Incorporating this strategy, we avoided antibiotic exposure after birth in the majority of preterm infants with PPROM. Most importantly this was achieved without any increase in infant mortality or morbidity. None of the 336 premature infants who were not treated died or developed major neonatal morbidities. Furthermore all infants with EOS – clinical or blood culture positive – were identified and treated within the first 24 h of life suggesting that our strategy in using biomarkers in the decision to start antibiotics for EOS did not lead to any delay in antibiotics in infants who needed them and making it therefore a safe approach.

Gestational age is one of the major risk factors for EOS [8] which is also reflected in our data showing a blood culture proven EOS rate of about 8% in infants < 32 weeks gestational age compared to a rate of < 1% in premature infants of 32 weeks gestational age and higher. Our approach allows for some clinical judgement of the neonatologist regarding initiation and discontinuation of antibiotics although having clearly defined criteria as lined out above. Unsurprisingly the antibiotic exposure in our cohort is significantly higher in lower gestational age infants reflecting the clinicians concern in trusting biomarkers in especially high-risk patients. Interestingly though, the EOS rate did not differ between infants below 26 and 27–31 weeks gestational age, whereas antibiotic exposure and especially antibiotic exposure despite normal biomarkers was significantly more often seen in the younger gestational age group. Given the lack of mortality and morbidity in the antibiotic free infants, our data suggests that an adoption of our biomarker strategy even in the youngest age group would most likely be safe and gestational age alone does not justify antibiotic treatment. It is concerning that antibiotics were not discontinued routinely in the most immature infants after 48–96 h despite having normal lab values on DOL 1 and a negative blood culture.

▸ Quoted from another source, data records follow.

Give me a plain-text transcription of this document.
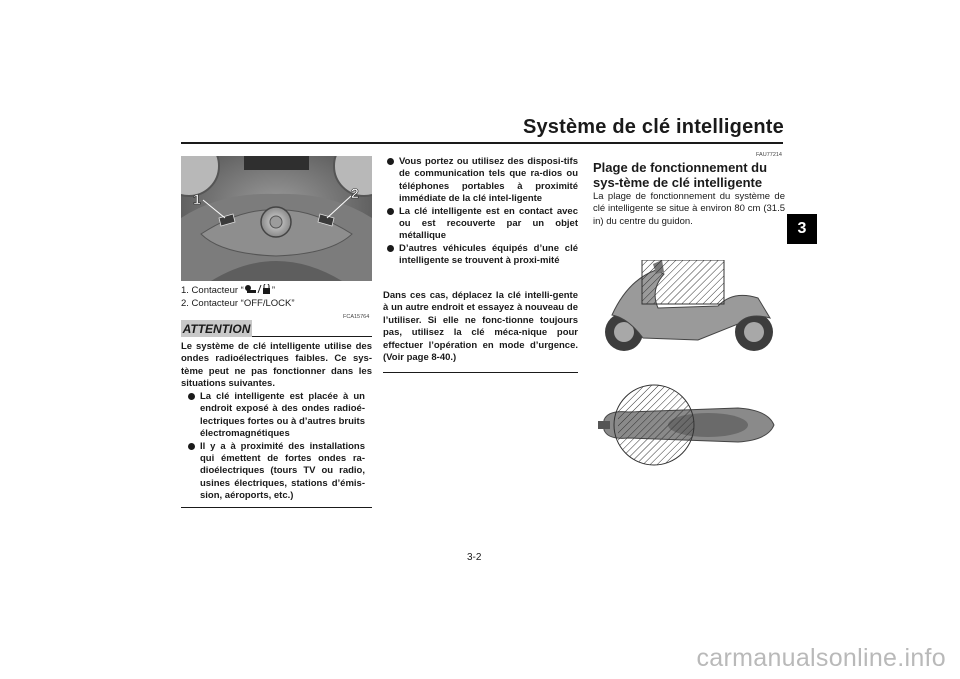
Système de clé intelligente
3
1	2
1. Contacteur “	”
2. Contacteur “OFF/LOCK”
ATTENTION
FCA15764
Le système de clé intelligente utilise des ondes radioélectriques faibles. Ce sys-tème peut ne pas fonctionner dans les situations suivantes.
La clé intelligente est placée à un endroit exposé à des ondes radioé-lectriques fortes ou à d’autres bruits électromagnétiques
Il y a à proximité des installations qui émettent de fortes ondes ra-dioélectriques (tours TV ou radio, usines électriques, stations d’émis-sion, aéroports, etc.)
Vous portez ou utilisez des disposi-tifs de communication tels que ra-dios ou téléphones portables à proximité immédiate de la clé intel-ligente
La clé intelligente est en contact avec ou est recouverte par un objet métallique
D’autres véhicules équipés d’une clé intelligente se trouvent à proxi-mité
Dans ces cas, déplacez la clé intelli-gente à un autre endroit et essayez à nouveau de l’utiliser. Si elle ne fonc-tionne toujours pas, utilisez la clé méca-nique pour effectuer l’opération en mode d’urgence. (Voir page 8-40.)
FAU77214
Plage de fonctionnement du sys-tème de clé intelligente
La plage de fonctionnement du système de clé intelligente se situe à environ 80 cm (31.5 in) du centre du guidon.
3-2
carmanualsonline.info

Data on PPROM and the risk of EOS is controversial. Some studies suggest that PPROM alone does not increase the risk of EOS [9, 10] while others do [11]. Nevertheless, since the American Academy of Pediatrics suggests empirical antibiotic therapy for infants with PPROM, antibiotic exposure in those newborns is common [12]. In our cohort especially infants with longer PPROM are treated with primary antibiotics. Given the doubled EOS rate in infants with PROM of 18–96 h compared to infants with PPROM less than 18 h this approach seems rational. Infants with PPROM of more than 96 h, however, have the same EOS rate as infants with short PPROM suggesting that very long PPROM is not an independent risk factor for EOS and that these infants do not necessarily need immediate antibiotic administration after birth.

Appropriate sample collection for blood cultures is of utmost importance in the identification of neonatal sepsis [13]. At least 1 ml blood should be collected to ensure appropriate sensitivity [14]. Incorporating biomarkers in the decision to start and discontinue antibiotics does not question the importance of blood cultures.

The retrospective study design has to be mentioned as a limitation. Generalisability of our results is high since our data reflect a long period of routine clinical care in the neonatal intensive care unit. Future prospective research to investigate associations between restrictive prescription of antibiotics and outcome is warranted.

Conclusions

Strategies to safely prevent unnecessary antibiotic exposure in neonates are urgently needed, given the rising antibiotic resistance and the knowledge on short term side effects, toxicities as well as the growing awareness of lasting adverse effects to the microbiome. Our approach of laboratory evaluation, close clinical observation without routine antibiotics even in high risk infants might contribute to achieve this goal.